“I’m tired, tired, tired. Start trying to be a man.”
There’s no getting around the connection that binds Billy Woodberry‘s Bless Their Little Hearts to Charles Burnett‘s Killer of Sheep. Both were written by Burnett, shot in Watts, and entries in the movement known as the “LA Rebellion”. They both deal with the struggle to survive as a family on the poverty line with little wiggle room as far as an escape. But even as they share cast/crew members barely five years apart, the two are also as different from the other as possible. Because as Burnett’s shows the sanctity of morality and faith that survival arrives through hard work and dedication, Woodberry’s delivers the slippery slope of self-destruction when perseverance and tenacity become too much to bear. For Charlie Banks (Nate Hardman), hope is a fool’s dream.
With this shift in tone and focus comes a difference in style as well—the two UCLA-taught filmmakers building individual aesthetics born from a common source. Woodberry’s film comes with statically generic set-ups lending the scenes onscreen a feeling of stage-play wherein environment takes a backseat to performance. Killer of Sheep was conversely as much about its locale and those inhabiting it as the focal point of patriarch Stan. Bless Their Little Hearts pushes in closer to Charlie and Andais Banks (Kaycee Moore) to expose what the world surrounding them has done to their identities. This is their story rather than an over-arching time capsule preserving a singular place of historical importance. They’ve already been through the wringer, their inevitable breaking points a resonate byproduct of their frustration.
So we’re given quiet vignettes of that dissolution whether it be Charlie filling out forms at the unemployment office with only the film’s score as sound or Andais riding the subway to work so they’ll have enough money to buy groceries and pay bills. Woodberry makes sure to highlight the effort that goes into acquiring what little they have and ensures we understand his weakness as much as her strength. She goes to work and comes home to cook dinner with help from their three young children, too smart to pretend Charlie is holding up his end of the bargain. He shuffles off to find something resembling a job, often succeeding before heading to his friend Duck’s for a drink or the home of an old flame rekindled.
Andais is therefore trapped. She’s the breadwinner, housewife, and parent—the glue holding everything together. If she doesn’t no one else will as evidenced by an empty house and cold stove each night. Charlie on the other hand is trapped within his mind, pride forcing him to seek escape from his failure. This has been going on for years and every day he comes home without a steady job or money is a day he’s let everyone down. So he finds comfort in a mistress, someone he can spend time with removed from the responsibilities and preconceptions weighing him down at home. It’s a selfish, cowardly act and yet we sympathize with his plight nonetheless. We care about Andais more, of course, but both are products of circumstance.
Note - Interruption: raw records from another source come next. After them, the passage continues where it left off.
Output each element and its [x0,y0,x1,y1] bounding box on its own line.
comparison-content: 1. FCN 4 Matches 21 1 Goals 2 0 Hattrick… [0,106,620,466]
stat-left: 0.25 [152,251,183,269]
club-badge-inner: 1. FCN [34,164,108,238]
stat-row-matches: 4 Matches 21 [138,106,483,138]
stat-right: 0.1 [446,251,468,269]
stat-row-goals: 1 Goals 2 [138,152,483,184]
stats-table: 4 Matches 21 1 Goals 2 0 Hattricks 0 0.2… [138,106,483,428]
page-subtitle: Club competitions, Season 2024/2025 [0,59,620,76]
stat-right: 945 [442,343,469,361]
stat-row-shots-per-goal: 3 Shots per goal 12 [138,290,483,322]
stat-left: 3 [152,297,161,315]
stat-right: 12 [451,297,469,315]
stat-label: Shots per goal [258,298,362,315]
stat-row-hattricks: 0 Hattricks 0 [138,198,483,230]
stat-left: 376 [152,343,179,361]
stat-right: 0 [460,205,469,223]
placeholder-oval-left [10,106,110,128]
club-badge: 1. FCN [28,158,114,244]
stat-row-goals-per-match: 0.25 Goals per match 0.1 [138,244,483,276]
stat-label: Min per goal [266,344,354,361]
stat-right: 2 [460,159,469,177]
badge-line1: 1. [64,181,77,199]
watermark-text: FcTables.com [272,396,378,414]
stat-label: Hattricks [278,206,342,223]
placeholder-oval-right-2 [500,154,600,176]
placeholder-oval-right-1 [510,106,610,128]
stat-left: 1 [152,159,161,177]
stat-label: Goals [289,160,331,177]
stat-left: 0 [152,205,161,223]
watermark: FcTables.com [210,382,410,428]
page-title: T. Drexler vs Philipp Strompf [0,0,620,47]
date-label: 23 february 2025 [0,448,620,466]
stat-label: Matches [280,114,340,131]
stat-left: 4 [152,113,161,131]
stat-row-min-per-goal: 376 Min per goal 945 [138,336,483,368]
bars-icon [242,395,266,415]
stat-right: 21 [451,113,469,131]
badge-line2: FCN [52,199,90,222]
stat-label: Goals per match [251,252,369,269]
Life in Watts is where the fantasy of robbing banks enters conversation as a legitimate “what if” scenario for a quick fix. If not for his kids Charlie might take it seriously too, but he can’t risk leaving them alone—a thought made more impactful by the fact he does anyway without jail as an excuse. This is the mentality Woodberry and Burnett put on display, one built from hypocrisy, futility, and desperation. They show how the home is transformed from safe place to reminder of defeat. We see Charlie is trying and know it makes him feel worse to have nothing to show for it. We see Andais’ understanding with authentic compassion, her explosion a result of his taking her for granted, not his lack of success.
The entire film is progressing towards this unforgettable scene of bare emotion. It’s a long-take argument in the kitchen with Hardman and Moore laying everything on the line. I wouldn’t be surprised to learn August Wilson had this moment in the back of his mind when writing “Fences” two years later because the similarities to his own blow-up between Troy and Rose is unmistakable. A better excuse, however, would be to use this comparison as proof of just how successful the creators of both works of art were in putting the life of a black family onscreen whether set in the 80s, 50s, or any other period. The added pressure and sacrifice through race cannot be undervalued. Their embrace of human flaws a necessity to render humanity’s truth.
Everything I thought was missing from Kaycee Moore’s character in Killer of Sheep is present in this single exchange. All that her Andais let fester boils over as she refuses to listen to one more lie on behalf of her husband. And he enters not with contrition, but a heavy heart realizing he’s officially made it so he has no safe haven. By trying to separate his life in two he’s alienated those who may have been able to help him become whole again. Hubris took the last of what he had. Those he believed he didn’t deserve now find themselves believing he doesn’t. Not only that, perhaps they don’t need him either. It all comes down to how much of your own ego you’re willing to sacrifice.
That this concept comes from a barber only proves yet again how culturally relevant Bless Their Little Hearts is during a period of cinematic history that marginalized the black experience and used its population to service white heroes. The film isn’t perfect, wears its budget on its sleeve, and finds its final two or three scenes disjointed through incongruous jump cuts that feel like whole scenes are missing, but it’s honest in its decision to not sanitize life’s hardships. Its place on the Library of Congress’ Nation Film Registry is warranted for that kitchen spat alone, but the rest serves as a necessary prologue and epilogue to its airing of emotion. Woodberry isn’t concerned with forgiveness—just our understanding that freedom rarely comes with streets paved in gold.